Me: "You know the intruder has been siphoning data off of this system for the past month, right?"

Them: "We didn't know what to do."

This happens more than you'd care to know, and not just to one vertical...not just PCI, but to many, many types of victims.

One final note...Marines in training learn what are referred to as "immediate actions". These are simple tasks that you use to clear a jammed weapon. They're simple when you're on the range, on a bright, sunny day after a good night's sleep. You can ask a range coach if you're doing it right. But we're trained on this over and over because you never need it in those conditions...when you're going to need that reaction to be programmed is during an assault, at 2:30am, after you've gone without sleep for two or more days and maybe haven't eaten in as long. And it's raining. And it's cold.

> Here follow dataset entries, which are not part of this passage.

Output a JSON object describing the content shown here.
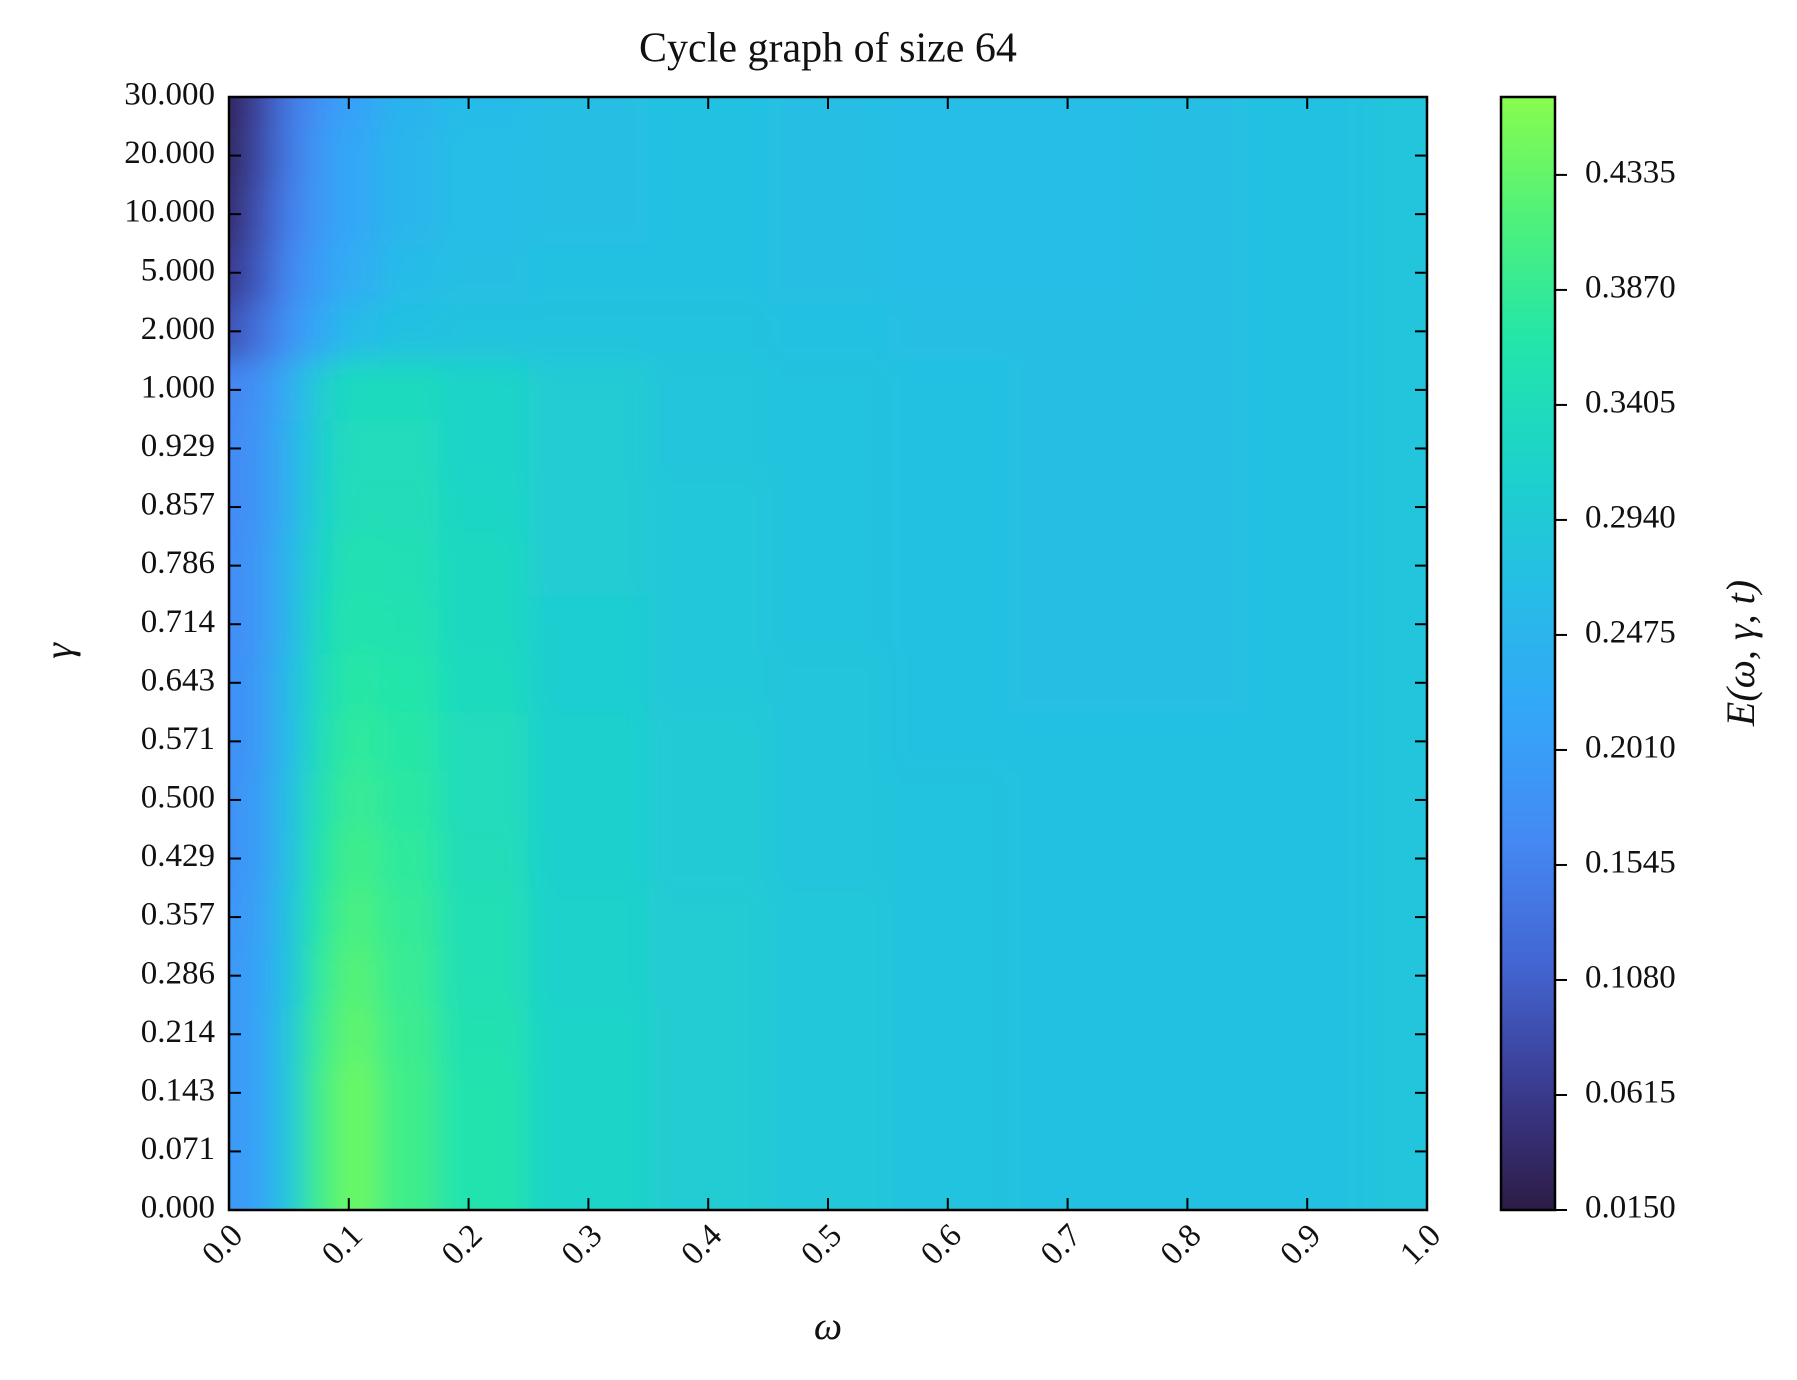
{
  "chart_data": {
    "type": "heatmap",
    "title": "Cycle graph of size 64",
    "x_label": "ω",
    "y_label": "γ",
    "colorbar_label": "E(ω, γ, t)",
    "x": [
      0,
      0.025,
      0.05,
      0.075,
      0.1,
      0.15,
      0.2,
      0.3,
      0.4,
      0.5,
      0.6,
      0.7,
      0.8,
      0.9,
      1.0
    ],
    "y": [
      "0.000",
      "0.071",
      "0.143",
      "0.214",
      "0.286",
      "0.357",
      "0.429",
      "0.500",
      "0.571",
      "0.643",
      "0.714",
      "0.786",
      "0.857",
      "0.929",
      "1.000",
      "2.000",
      "5.000",
      "10.000",
      "20.000",
      "30.000"
    ],
    "values": [
      [
        0.19,
        0.21,
        0.29,
        0.4,
        0.44,
        0.4,
        0.36,
        0.32,
        0.3,
        0.29,
        0.28,
        0.275,
        0.275,
        0.275,
        0.285
      ],
      [
        0.19,
        0.21,
        0.29,
        0.4,
        0.44,
        0.4,
        0.36,
        0.32,
        0.3,
        0.29,
        0.28,
        0.275,
        0.275,
        0.275,
        0.285
      ],
      [
        0.19,
        0.21,
        0.29,
        0.4,
        0.44,
        0.4,
        0.36,
        0.32,
        0.3,
        0.29,
        0.28,
        0.275,
        0.275,
        0.275,
        0.285
      ],
      [
        0.19,
        0.21,
        0.29,
        0.39,
        0.43,
        0.395,
        0.355,
        0.32,
        0.3,
        0.29,
        0.28,
        0.275,
        0.275,
        0.275,
        0.285
      ],
      [
        0.19,
        0.21,
        0.28,
        0.38,
        0.42,
        0.39,
        0.35,
        0.315,
        0.3,
        0.29,
        0.28,
        0.275,
        0.275,
        0.275,
        0.285
      ],
      [
        0.185,
        0.205,
        0.28,
        0.37,
        0.41,
        0.385,
        0.35,
        0.315,
        0.3,
        0.29,
        0.28,
        0.275,
        0.275,
        0.275,
        0.285
      ],
      [
        0.18,
        0.2,
        0.27,
        0.36,
        0.4,
        0.38,
        0.345,
        0.31,
        0.295,
        0.285,
        0.28,
        0.275,
        0.275,
        0.275,
        0.285
      ],
      [
        0.18,
        0.2,
        0.27,
        0.35,
        0.39,
        0.375,
        0.34,
        0.31,
        0.295,
        0.285,
        0.28,
        0.275,
        0.275,
        0.275,
        0.285
      ],
      [
        0.175,
        0.195,
        0.26,
        0.34,
        0.38,
        0.37,
        0.34,
        0.31,
        0.295,
        0.285,
        0.275,
        0.275,
        0.275,
        0.275,
        0.285
      ],
      [
        0.175,
        0.195,
        0.26,
        0.335,
        0.37,
        0.365,
        0.335,
        0.305,
        0.29,
        0.285,
        0.275,
        0.27,
        0.27,
        0.275,
        0.285
      ],
      [
        0.17,
        0.19,
        0.25,
        0.33,
        0.36,
        0.355,
        0.33,
        0.305,
        0.29,
        0.28,
        0.275,
        0.27,
        0.27,
        0.275,
        0.285
      ],
      [
        0.17,
        0.19,
        0.25,
        0.32,
        0.355,
        0.35,
        0.33,
        0.3,
        0.29,
        0.28,
        0.275,
        0.27,
        0.27,
        0.275,
        0.285
      ],
      [
        0.165,
        0.185,
        0.24,
        0.31,
        0.345,
        0.345,
        0.325,
        0.3,
        0.29,
        0.28,
        0.275,
        0.27,
        0.27,
        0.275,
        0.285
      ],
      [
        0.165,
        0.185,
        0.24,
        0.305,
        0.34,
        0.34,
        0.32,
        0.3,
        0.285,
        0.28,
        0.275,
        0.27,
        0.27,
        0.275,
        0.285
      ],
      [
        0.16,
        0.18,
        0.23,
        0.3,
        0.335,
        0.335,
        0.32,
        0.3,
        0.285,
        0.28,
        0.275,
        0.27,
        0.27,
        0.275,
        0.285
      ],
      [
        0.09,
        0.13,
        0.18,
        0.22,
        0.26,
        0.275,
        0.28,
        0.28,
        0.28,
        0.275,
        0.27,
        0.27,
        0.27,
        0.275,
        0.285
      ],
      [
        0.06,
        0.1,
        0.16,
        0.2,
        0.23,
        0.26,
        0.27,
        0.275,
        0.275,
        0.27,
        0.265,
        0.265,
        0.27,
        0.275,
        0.285
      ],
      [
        0.04,
        0.09,
        0.15,
        0.19,
        0.22,
        0.25,
        0.265,
        0.27,
        0.275,
        0.27,
        0.265,
        0.265,
        0.27,
        0.275,
        0.285
      ],
      [
        0.03,
        0.08,
        0.14,
        0.19,
        0.22,
        0.25,
        0.265,
        0.27,
        0.275,
        0.27,
        0.265,
        0.265,
        0.27,
        0.275,
        0.285
      ],
      [
        0.025,
        0.075,
        0.14,
        0.18,
        0.21,
        0.245,
        0.26,
        0.27,
        0.275,
        0.27,
        0.265,
        0.265,
        0.27,
        0.275,
        0.285
      ]
    ],
    "xlim": [
      0,
      1
    ],
    "xticks": [
      {
        "value": 0,
        "label": "0.0"
      },
      0.1,
      0.2,
      0.3,
      0.4,
      0.5,
      0.6,
      0.7,
      0.8,
      0.9,
      {
        "value": 1,
        "label": "1.0"
      }
    ],
    "zlim": [
      0.015,
      0.465
    ],
    "zticks": [
      {
        "value": 0.015,
        "label": "0.0150"
      },
      0.0615,
      {
        "value": 0.108,
        "label": "0.1080"
      },
      0.1545,
      {
        "value": 0.201,
        "label": "0.2010"
      },
      0.2475,
      {
        "value": 0.294,
        "label": "0.2940"
      },
      0.3405,
      {
        "value": 0.387,
        "label": "0.3870"
      },
      0.4335
    ],
    "colormap": [
      "#2d1b45",
      "#3a3c91",
      "#4366d2",
      "#4489f4",
      "#34a6f8",
      "#26bde6",
      "#1dd2cb",
      "#22e5ab",
      "#4ef17c",
      "#88fc4d"
    ]
  }
}
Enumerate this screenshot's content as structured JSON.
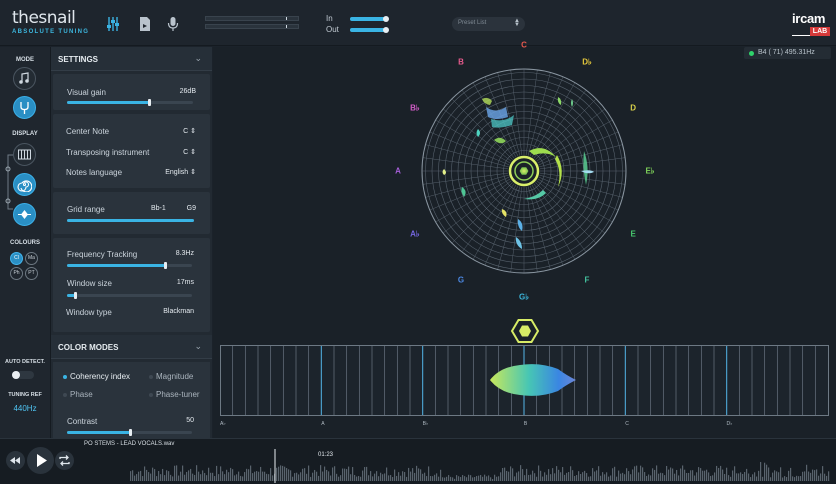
{
  "app": {
    "logo_main": "thesnail",
    "logo_sub": "ABSOLUTE TUNING",
    "brand_top": "ircam",
    "brand_bottom": "LAB"
  },
  "header": {
    "icons": [
      "mixer-sliders-icon",
      "file-icon",
      "microphone-icon"
    ],
    "in_label": "In",
    "out_label": "Out",
    "in_level": 0.95,
    "out_level": 0.95,
    "preset_placeholder": "Preset List"
  },
  "sidebar": {
    "mode_label": "MODE",
    "display_label": "DISPLAY",
    "colours_label": "COLOURS",
    "colour_buttons": [
      "Cl",
      "Ma",
      "Ph",
      "PT"
    ],
    "auto_detect_label": "AUTO DETECT.",
    "auto_detect_on": false,
    "tuning_ref_label": "TUNING REF",
    "tuning_ref_value": "440Hz"
  },
  "settings": {
    "title": "SETTINGS",
    "visual_gain_label": "Visual gain",
    "visual_gain_value": "26dB",
    "visual_gain_level": 0.65,
    "center_note_label": "Center Note",
    "center_note_value": "C",
    "transposing_label": "Transposing instrument",
    "transposing_value": "C",
    "notes_language_label": "Notes language",
    "notes_language_value": "English",
    "grid_range_label": "Grid range",
    "grid_range_low": "Bb-1",
    "grid_range_high": "G9",
    "grid_range_level": [
      0.0,
      1.0
    ],
    "freq_tracking_label": "Frequency Tracking",
    "freq_tracking_value": "8.3Hz",
    "freq_tracking_level": 0.78,
    "window_size_label": "Window size",
    "window_size_value": "17ms",
    "window_size_level": 0.06,
    "window_type_label": "Window type",
    "window_type_value": "Blackman"
  },
  "color_modes": {
    "title": "COLOR MODES",
    "options": [
      "Coherency index",
      "Magnitude",
      "Phase",
      "Phase-tuner"
    ],
    "selected": "Coherency index",
    "contrast_label": "Contrast",
    "contrast_value": "50",
    "contrast_level": 0.5
  },
  "main_view": {
    "frequency_readout": "B4 ( 71) 495.31Hz",
    "note_labels": [
      "C",
      "D♭",
      "D",
      "E♭",
      "E",
      "F",
      "G♭",
      "G",
      "A♭",
      "A",
      "B♭",
      "B"
    ],
    "note_colors": [
      "#e8584e",
      "#e6c93c",
      "#d9d14a",
      "#7fd35a",
      "#47c96e",
      "#44c3a0",
      "#3bb4d8",
      "#4b87e0",
      "#7567e0",
      "#a65fd8",
      "#d05cc6",
      "#e55a8c"
    ],
    "keyboard_labels": [
      "A♭",
      "A",
      "B♭",
      "B",
      "C",
      "D♭"
    ]
  },
  "transport": {
    "track_name": "PO STEMS - LEAD VOCALS.wav",
    "time": "01:23",
    "position": 0.26
  }
}
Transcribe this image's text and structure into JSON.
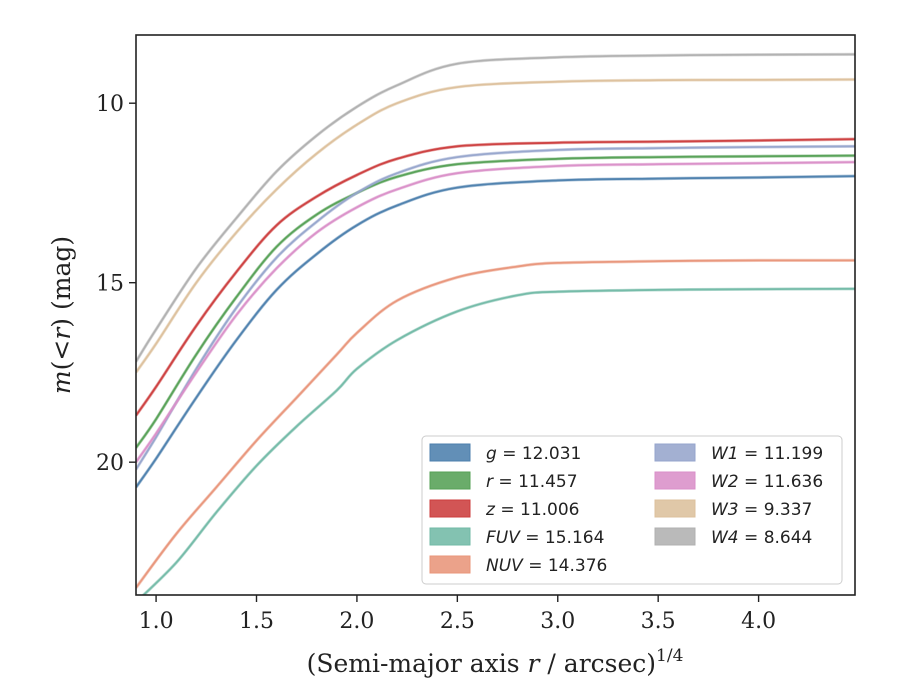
{
  "chart_data": {
    "type": "line",
    "title": "",
    "xlabel": "(Semi-major axis r / arcsec)^1/4",
    "xlabel_parts": {
      "lead": "(Semi-major axis ",
      "var": "r",
      "trail": " / arcsec)",
      "sup": "1/4"
    },
    "ylabel": "m(<r) (mag)",
    "ylabel_parts": {
      "m": "m",
      "open": "(",
      "lt": "<",
      "r": "r",
      "close": ")",
      "unit": " (mag)"
    },
    "xlim": [
      0.9,
      4.48
    ],
    "ylim": [
      23.7,
      8.1
    ],
    "y_inverted": true,
    "xticks": [
      1.0,
      1.5,
      2.0,
      2.5,
      3.0,
      3.5,
      4.0
    ],
    "xtick_labels": [
      "1.0",
      "1.5",
      "2.0",
      "2.5",
      "3.0",
      "3.5",
      "4.0"
    ],
    "yticks": [
      10,
      15,
      20
    ],
    "ytick_labels": [
      "10",
      "15",
      "20"
    ],
    "grid": false,
    "legend_position": "lower-right",
    "series": [
      {
        "name": "g",
        "total": "12.031",
        "color": "#4c7fad",
        "x": [
          0.9,
          1.0,
          1.2,
          1.4,
          1.6,
          1.8,
          2.0,
          2.2,
          2.5,
          3.0,
          3.5,
          4.0,
          4.48
        ],
        "y": [
          20.7,
          19.9,
          18.2,
          16.6,
          15.2,
          14.2,
          13.4,
          12.85,
          12.35,
          12.15,
          12.1,
          12.07,
          12.03
        ]
      },
      {
        "name": "r",
        "total": "11.457",
        "color": "#55a055",
        "x": [
          0.9,
          1.0,
          1.2,
          1.4,
          1.6,
          1.8,
          2.0,
          2.2,
          2.5,
          3.0,
          3.5,
          4.0,
          4.48
        ],
        "y": [
          19.6,
          18.8,
          17.0,
          15.4,
          14.0,
          13.1,
          12.5,
          12.05,
          11.7,
          11.55,
          11.5,
          11.48,
          11.46
        ]
      },
      {
        "name": "z",
        "total": "11.006",
        "color": "#cc3d3d",
        "x": [
          0.9,
          1.0,
          1.2,
          1.4,
          1.6,
          1.8,
          2.0,
          2.2,
          2.5,
          3.0,
          3.5,
          4.0,
          4.48
        ],
        "y": [
          18.7,
          17.9,
          16.2,
          14.7,
          13.4,
          12.6,
          12.0,
          11.55,
          11.2,
          11.1,
          11.07,
          11.04,
          11.0
        ]
      },
      {
        "name": "FUV",
        "total": "15.164",
        "color": "#72b9a6",
        "x": [
          0.9,
          1.1,
          1.3,
          1.5,
          1.7,
          1.9,
          2.0,
          2.2,
          2.5,
          2.8,
          3.0,
          3.5,
          4.0,
          4.48
        ],
        "y": [
          23.9,
          22.8,
          21.4,
          20.1,
          19.0,
          18.0,
          17.4,
          16.6,
          15.8,
          15.35,
          15.25,
          15.2,
          15.18,
          15.17
        ]
      },
      {
        "name": "NUV",
        "total": "14.376",
        "color": "#e8957a",
        "x": [
          0.9,
          1.1,
          1.3,
          1.5,
          1.7,
          1.9,
          2.0,
          2.2,
          2.5,
          2.8,
          3.0,
          3.5,
          4.0,
          4.48
        ],
        "y": [
          23.5,
          22.0,
          20.7,
          19.4,
          18.2,
          17.0,
          16.4,
          15.5,
          14.85,
          14.55,
          14.45,
          14.4,
          14.38,
          14.38
        ]
      },
      {
        "name": "W1",
        "total": "11.199",
        "color": "#96a5cc",
        "x": [
          0.9,
          1.0,
          1.2,
          1.4,
          1.6,
          1.8,
          2.0,
          2.2,
          2.5,
          3.0,
          3.5,
          4.0,
          4.48
        ],
        "y": [
          20.2,
          19.3,
          17.4,
          15.7,
          14.3,
          13.3,
          12.5,
          11.95,
          11.5,
          11.3,
          11.25,
          11.22,
          11.2
        ]
      },
      {
        "name": "W2",
        "total": "11.636",
        "color": "#d98fc8",
        "x": [
          0.9,
          1.0,
          1.2,
          1.4,
          1.6,
          1.8,
          2.0,
          2.2,
          2.5,
          3.0,
          3.5,
          4.0,
          4.48
        ],
        "y": [
          20.0,
          19.2,
          17.5,
          15.9,
          14.6,
          13.6,
          12.9,
          12.4,
          11.95,
          11.75,
          11.7,
          11.67,
          11.64
        ]
      },
      {
        "name": "W3",
        "total": "9.337",
        "color": "#dcc09c",
        "x": [
          0.9,
          1.0,
          1.2,
          1.4,
          1.6,
          1.8,
          2.0,
          2.2,
          2.5,
          3.0,
          3.5,
          4.0,
          4.48
        ],
        "y": [
          17.5,
          16.7,
          15.0,
          13.6,
          12.4,
          11.4,
          10.6,
          10.0,
          9.55,
          9.4,
          9.36,
          9.35,
          9.34
        ]
      },
      {
        "name": "W4",
        "total": "8.644",
        "color": "#b0b0b0",
        "x": [
          0.9,
          1.0,
          1.2,
          1.4,
          1.6,
          1.8,
          2.0,
          2.2,
          2.5,
          3.0,
          3.5,
          4.0,
          4.48
        ],
        "y": [
          17.2,
          16.3,
          14.6,
          13.2,
          11.9,
          10.9,
          10.1,
          9.5,
          8.9,
          8.72,
          8.67,
          8.65,
          8.64
        ]
      }
    ]
  }
}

Are your IT assets critical to your business? If I were to back up a truck and take all of your computers...all desktops, laptops, servers, etc...how would that affect your business? It would disappear, wouldn't it? Well, if IT assets are so critical to your business, why not protect them? The bad guys aren't coming into your organization and walking out with boxes full of papers...they're coming into your network and stealing data that way. And they're successful because in many cases, they have greater visibility into your infrastructure than you do.

2 comments:

Anonymous said...

Harlan, this is quite an interesting article. A little scary. I would think the upper echelons of of business would be proficient in 'covering their ASSets', and take a more proactive approach to IR. -daanday3953

H. Carvey said...

Daan,

The "upper echelons" are indeed proficient, but not as you suggest. In many instances, ignoring the issue or threatening legal action against someone is the modus operandi.